Humorous readings about marriage often describe tension and frustration in the little castle we call home. Max Adler obviously had some knowledge of the subject.

Max Adler on Going to Sleep



Mr. Butterwick, of Roxborough, had a fit of sleeplessness one night lately, and after vainly trying to lose himself in slumber, he happened to remember that he once read in an almanac that a man could put himself to sleep by imagining that he saw a flock of sheep jumping over a fence, and by counting them as they jumped.

He determined to try the experiment, and closing his eyes, he fancied the sheep jumping, and began to count. He had reached his hundred and fortieth sheep, and was beginning to doze off, when Mrs. Butterwick suddenly said:

“Joseph!”

“Oh, what?”

“I believe that yellow hen wants to set and raise a brood.”

“Oh, don’t bother me with such nonsense as that now. Do keep quiet and go to sleep.”

Then Butterwick started his sheep again, and commenced to count again. He got up to one hundred and twenty, and was feeling as if he would drop off at any moment, and just as his hundred and twenty-first sheep was about to take that fence, one of the twins began to cry.

“Hang that child!” he shouted at Mrs. Butterwick. “Why can’t you tend to it and put it to sleep? Hush up, you little imp, or I’ll spank you!”

When Mrs. Butterwick had quieted the child, Butterwick, although a little nervous and excited, concluded to try it again. Turning on the imaginary mutton, he began.

Only sixty-four sheep had slid over the fence when Butterwick’s mother-in-law knocked at the door and asked if he was awake. When she learned that he was she said she believed he had forgotten to close the back shutters, and she thought she heard burglars in the yard.

Butterwick arose in wrath and went down to see about it. He ascertained that the shutters were closed as usual, and as he returned to bed he resolved that Mrs. Butterwick’s mother would leave the house for good in the morning, or he would.

However, he thought he might as well give the almanac plan another trial, and setting the sheep in motion he began to count. This time he reached two hundred and forty, and would probably have got to sleep before the three hundredth sheep jumped, had not Mix’s new dog in the next yard become suddenly homesick, and began to express his feelings in a series of prolonged and exasperating howls.

Butterwick was indignant. Neglecting the sheep, he leaped from bed, and began to bombard Mix’s new dog with boots, soap-cups, and every loose object he could lay his hands on. He impressed the animal at last with a plaster bust of Daniel Webster, and induced the dog to retreat to the stable and think all about home in silence.

It seemed almost ridiculous to resume those sheep again, but he determined to give the almanac man one more chance, and so as they began to jump the fence he began to count, and after seeing the eighty-second safely over, he was gliding gently into the land of dreams, when Mrs. Butterwick rolled out of bed and fell on the floor with such violence that she waked the twins and started them crying, while Butterwick’s mother-in-law came down-stairs, four steps at a time, to ask if they felt that earthquake.
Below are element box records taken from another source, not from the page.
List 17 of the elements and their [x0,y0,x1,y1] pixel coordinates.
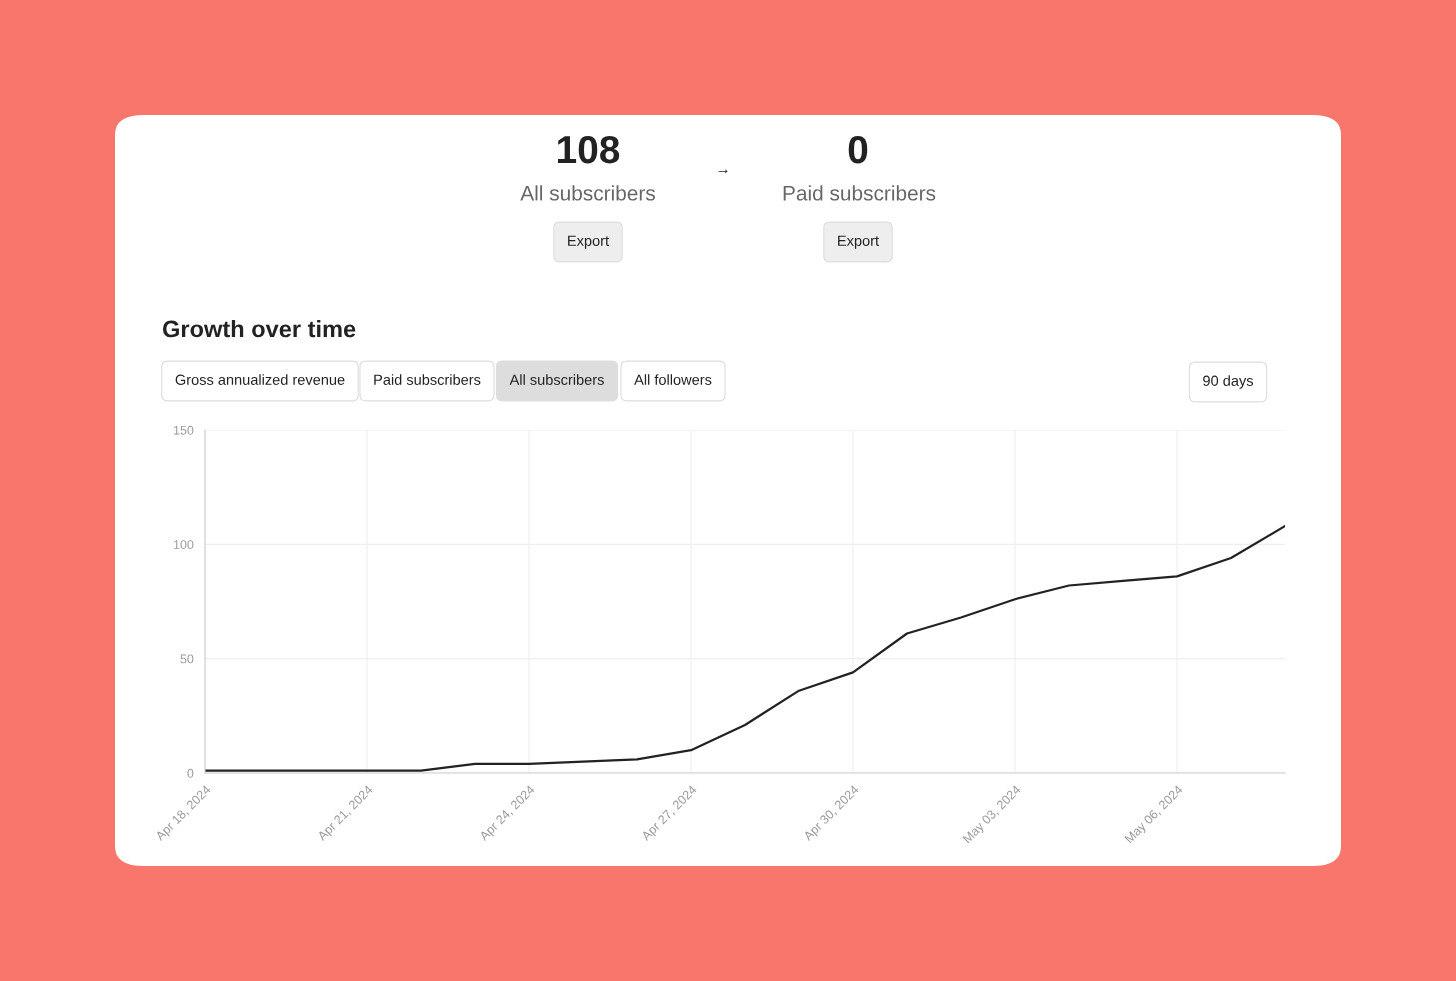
text: 0 [848,135,868,164]
text: Paid subscribers [783,185,936,201]
y-tick-label: 0 [187,768,194,778]
text: Paid subscribers [374,374,481,385]
text: All subscribers [509,374,604,385]
text: 90 days [1203,375,1254,389]
text: All subscribers [520,185,655,201]
text: Export [838,235,879,249]
text: All followers [634,374,712,385]
text: Export [568,235,609,249]
y-tick-label: 150 [173,425,194,435]
chart-title: Growth over time [162,319,356,338]
text: 108 [558,135,620,164]
y-tick-label: 100 [173,540,194,549]
text: Gross annualized revenue [175,374,345,385]
y-tick-label: 50 [180,654,194,664]
text: → [718,169,728,174]
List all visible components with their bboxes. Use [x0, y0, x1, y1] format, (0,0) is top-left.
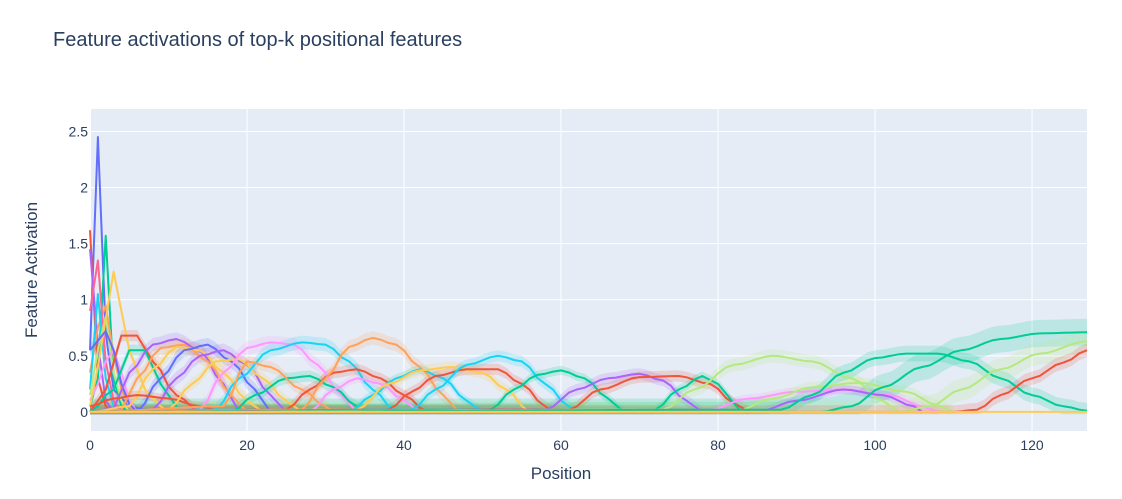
- series-error-band: [90, 335, 357, 415]
- series-error-band: [90, 361, 530, 415]
- series-error-band: [90, 363, 428, 415]
- series-error-band: [90, 337, 271, 415]
- y-tick-label: 1.5: [69, 236, 89, 252]
- series-line: [89, 343, 248, 413]
- series-error-band: [90, 313, 130, 415]
- chart-title: Feature activations of top-k positional …: [53, 29, 463, 51]
- x-tick-label: 100: [863, 437, 887, 453]
- series-error-band: [90, 373, 420, 415]
- y-tick-label: 2: [80, 180, 88, 196]
- x-axis-title: Position: [530, 464, 592, 483]
- series-error-band: [90, 370, 750, 415]
- series-line: [89, 338, 241, 413]
- y-tick-label: 0: [80, 404, 88, 420]
- y-tick-label: 1: [80, 292, 88, 308]
- y-axis-title: Feature Activation: [22, 201, 41, 339]
- x-tick-label: 40: [396, 437, 412, 453]
- series-error-band: [90, 385, 938, 415]
- series-error-band: [90, 364, 483, 415]
- y-tick-label: 0.5: [69, 348, 89, 364]
- series-line: [89, 334, 201, 413]
- series-error-band: [90, 355, 334, 415]
- series-error-band: [90, 368, 703, 415]
- x-tick-label: 60: [553, 437, 569, 453]
- x-tick-label: 20: [239, 437, 255, 453]
- x-tick-label: 120: [1020, 437, 1044, 453]
- x-tick-label: 80: [710, 437, 726, 453]
- series-line: [89, 330, 138, 413]
- series-error-band: [90, 353, 302, 415]
- plot-background: [90, 109, 1087, 431]
- series-line: [89, 315, 131, 413]
- series-error-band: [90, 343, 287, 415]
- y-tick-label: 2.5: [69, 123, 89, 139]
- series-error-band: [90, 370, 365, 415]
- series-line: [89, 349, 185, 413]
- x-tick-label: 0: [86, 437, 94, 453]
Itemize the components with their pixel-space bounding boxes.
The situation was too awful for words. Butterwick regarded it for a minute with speechless indignation, and then seizing a pillow he went over to the sofa in the back sitting–room and lay down on the lounge.

He fell asleep in ten minutes without the assistance of the almanac, but he dreamed all night that he was being butted around the equator by a Cotswold ram, and he awoke in the morning with a sore back and a terrible headache and a conviction that sheep are good enough for wool and chops, but not worth a cent as a narcotic.